I'm running my code. I'd like to make ASTModel act as an encoder encoding the input signals.

YuanGongND commented 1 year ago

If you could paste your code piece of model creation and weight loading, I can take a look. But it seems that you forgot to convert the model to a torch.nn.DataParallel object. Something like:

if not isinstance(audio_model, torch.nn.DataParallel):
    audio_model = torch.nn.DataParallel(audio_model)

The reason is our weights are trained with torch.nn.DataParallel, so you need to convert the model to correctly load the pretrained weights.

YuanGongND commented 1 year ago

One simple sample of correct model creation and weight loading is in the Colab script at https://github.com/YuanGongND/ast/blob/master/Audio_Spectrogram_Transformer_Inference_Demo.ipynb

It can be run online with one click. I guess what you need is:

input_tdim = 1024
checkpoint_path = '/content/ast/pretrained_models/audio_mdl.pth'
ast_mdl = ASTModel(label_dim=527, input_tdim=input_tdim, imagenet_pretrain=False, audioset_pretrain=False)
print(f'[*INFO] load checkpoint: {checkpoint_path}')
checkpoint = torch.load(checkpoint_path, map_location='cuda')
audio_model = torch.nn.DataParallel(ast_mdl, device_ids=[0])
audio_model.load_state_dict(checkpoint)
couragelfyang commented 1 year ago

Yeah, I've tried added DataParallel, it does work. BTW, does AST only support the input of length 1024?

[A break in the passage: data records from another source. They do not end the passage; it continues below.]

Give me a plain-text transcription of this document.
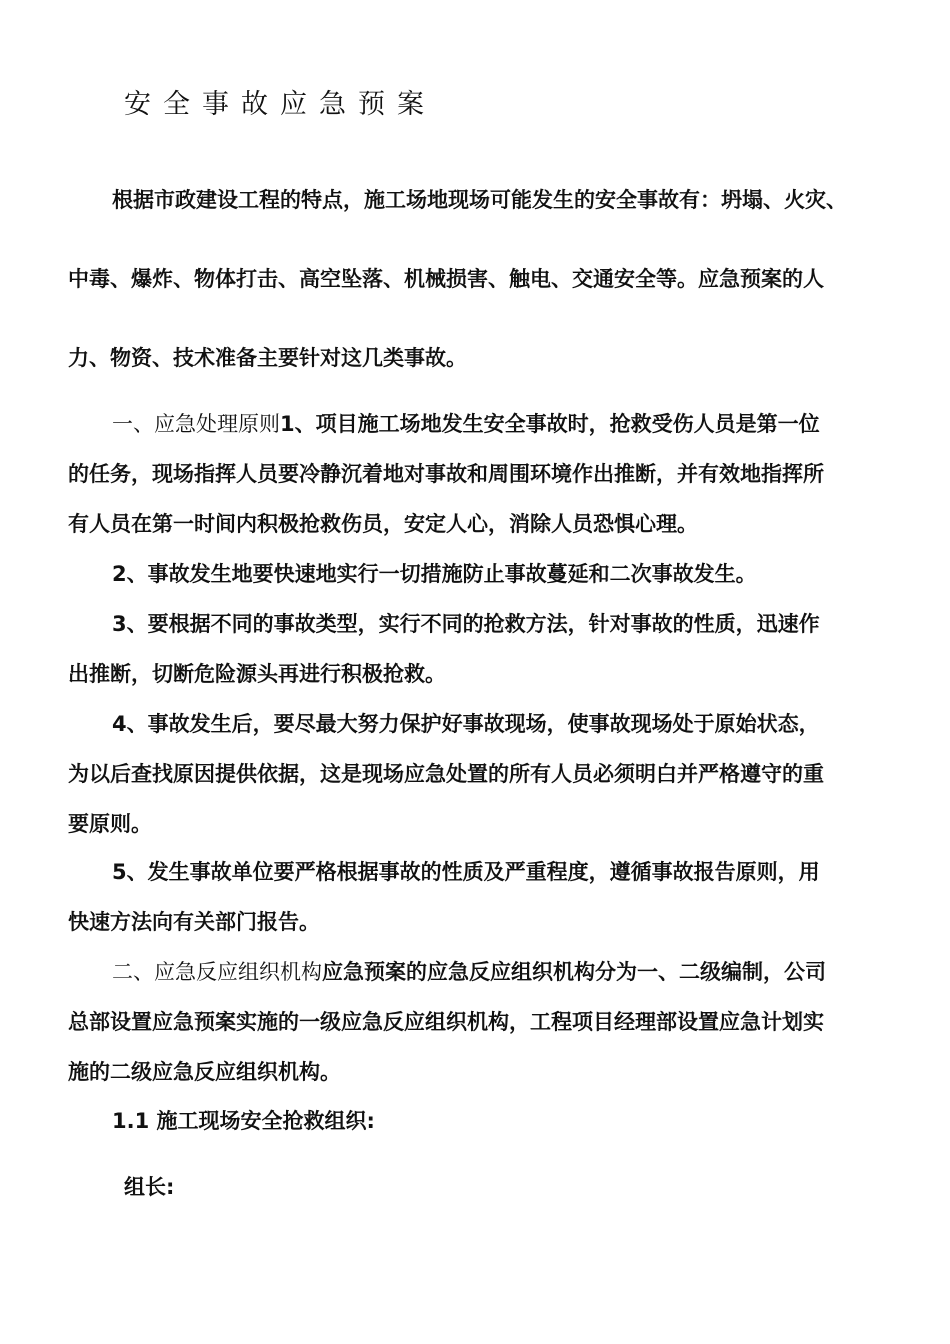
安全事故应急预案
根据市政建设工程的特点，施工场地现场可能发生的安全事故有：坍塌、火灾、
中毒、爆炸、物体打击、高空坠落、机械损害、触电、交通安全等。应急预案的人
力、物资、技术准备主要针对这几类事故。
一、应急处理原则1、项目施工场地发生安全事故时，抢救受伤人员是第一位
的任务，现场指挥人员要冷静沉着地对事故和周围环境作出推断，并有效地指挥所
有人员在第一时间内积极抢救伤员，安定人心，消除人员恐惧心理。
2、事故发生地要快速地实行一切措施防止事故蔓延和二次事故发生。
3、要根据不同的事故类型，实行不同的抢救方法，针对事故的性质，迅速作
出推断，切断危险源头再进行积极抢救。
4、事故发生后，要尽最大努力保护好事故现场，使事故现场处于原始状态，
为以后查找原因提供依据，这是现场应急处置的所有人员必须明白并严格遵守的重
要原则。
5、发生事故单位要严格根据事故的性质及严重程度，遵循事故报告原则，用
快速方法向有关部门报告。
二、应急反应组织机构应急预案的应急反应组织机构分为一、二级编制，公司
总部设置应急预案实施的一级应急反应组织机构，工程项目经理部设置应急计划实
施的二级应急反应组织机构。
1.1 施工现场安全抢救组织:
组长:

YuanGongND commented 1 year ago

does AST only support the input of length 1024

No, it supports any length with or without using pretrained weights. If you don't use pretrained weights, just change the input_tdim when you create the AST model.

If you want to use pretrained weights, do NOT:

ast_mdl = ASTModel(label_dim=527, input_tdim=input_tdim, imagenet_pretrain=False, audioset_pretrain=False)
print(f'[*INFO] load checkpoint: {checkpoint_path}')
checkpoint = torch.load(checkpoint_path, map_location='cuda')
audio_model = torch.nn.DataParallel(ast_mdl, device_ids=[0])
audio_model.load_state_dict(checkpoint)

Do:

ast_mdl = ASTModel(label_dim=527, input_tdim=input_tdim, imagenet_pretrain=True, audioset_pretrain=True)
audio_model = torch.nn.DataParallel(ast_mdl, device_ids=[0])

The reason is the model need to internally adjust the positional embedding mismatch between pretraining and fine-tuning due to the difference of tdim used. Check our ESC-50 recipe (tdim=512) to see how that works in detail.